Sur la liberté de la volonté

Schopenhauer Arthur

HERMANN

La métaphysique introuvable
par Etienne Osier

La liberté de la volonté est un «problème fondamental de l'éthique», généralisable à toute philosophie de l'action, certes au prix d'assimilations et d'anachronismes repérés par l'historien de la philosophie - ou des religions. Par sa méthode de travail, Schopenhauer intègre la philosophie et l'histoire de la philosophie, comme Hegel et finalement tous les héritiers de Kant, qui conclut sa Critique de la raison pure par une «histoire» du même nom. Le philosophe a l'excuse d'une intelligence qui manipule, voire contrefait l'histoire: le plus «éclairé» d'entre eux est d'abord un philosophe et son rayonnement rétrospectif naît d'une source créatrice de la pensée, du système entiers.

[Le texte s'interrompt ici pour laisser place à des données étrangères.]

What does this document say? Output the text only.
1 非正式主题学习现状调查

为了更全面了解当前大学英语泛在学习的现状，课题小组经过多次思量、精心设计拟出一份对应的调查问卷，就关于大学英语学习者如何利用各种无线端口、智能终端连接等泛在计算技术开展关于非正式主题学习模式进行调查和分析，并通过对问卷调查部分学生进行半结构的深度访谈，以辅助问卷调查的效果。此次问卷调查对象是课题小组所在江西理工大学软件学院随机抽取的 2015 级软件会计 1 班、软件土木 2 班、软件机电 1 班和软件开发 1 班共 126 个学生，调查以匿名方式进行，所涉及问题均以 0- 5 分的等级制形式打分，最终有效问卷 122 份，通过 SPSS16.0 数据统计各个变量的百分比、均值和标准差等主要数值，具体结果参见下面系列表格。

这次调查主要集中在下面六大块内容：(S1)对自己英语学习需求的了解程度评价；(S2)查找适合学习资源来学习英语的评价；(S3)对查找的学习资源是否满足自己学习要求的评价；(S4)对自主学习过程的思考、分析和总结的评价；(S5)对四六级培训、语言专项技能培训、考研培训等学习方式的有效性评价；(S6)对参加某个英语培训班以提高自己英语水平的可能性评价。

Sur ce point précis, Schopenhauer, au moins à l'époque où il publie Le monde comme volonté et comme représentation, est authentiquement philosophe. Il ne s'inscrit pas en effet dans un projet explicitement critique ni phénoménologique. La préface qu'il rédige pour la première édition, en 1819, le montre sous des patronages ambitieux et ciblés (Platon et Kant), mais en aucun cas affairé à instruire un procès historique. C'est d'abord une pensée philosophique qui s'exprime et, si synthèse ou «achèvement» historiques il y a, on ne peut les déceler au fil de la lecture, à plus forte raison si l'on se concentre sur le texte de 1819.
Ici commence proprement la difficulté. Lire un texte de Schopenhauer sans précaution bibliographique expose à une interprétation au contraire pleinement installée dans l'histoire de la philosophie et de bien d'autres domaines, scientifiques comme religieux, au point où l'érudition, voire la trouvaille viennent alimenter une suspicion sur le sens philosophique de départ: l'hostilité de Schopenhauer à ses contemporains et compatriotes philosophes n'est-elle pas moins agaçante que l'accumulation des citations parfois très référencées? L'esprit encyclopédique ne remplace-t-il pas à terme l'esprit philosophique? Ce terme est celui de l'existence de Schopenhauer, qui à partir de 1819 et jusqu'à sa mort, a constamment réédité son Monde, sans pour autant le refaire. Entre la philosophie comme production d'une pensée rationnelle et l'histoire de la philosophie, entre la publication d'une pensée unifiée et ses ramifications historicisantes en réseaux interne (les éditions de 1844 et 1859, puis les ajouts manuscrits publiés à titre posthume) et externe (La volonté dans la nature en 1836, le Mémoire sur la liberté de la volonté en 1839, Le fondement de la morale en 1840, les Parerga et paralipomena en 1851), l'ordre des raisons schopenhauerien ne se délite pas, mais prend l'apparence du superflu, voire du superficiel. Pour compliquer le tout, le texte de chaque volume paru a été lui-même réédité avec modifications, modifié sur exemplaire personnel, réédité enfin après la mort du philosophe. Pour le Monde, il faut à ce compte en repérer quatre états.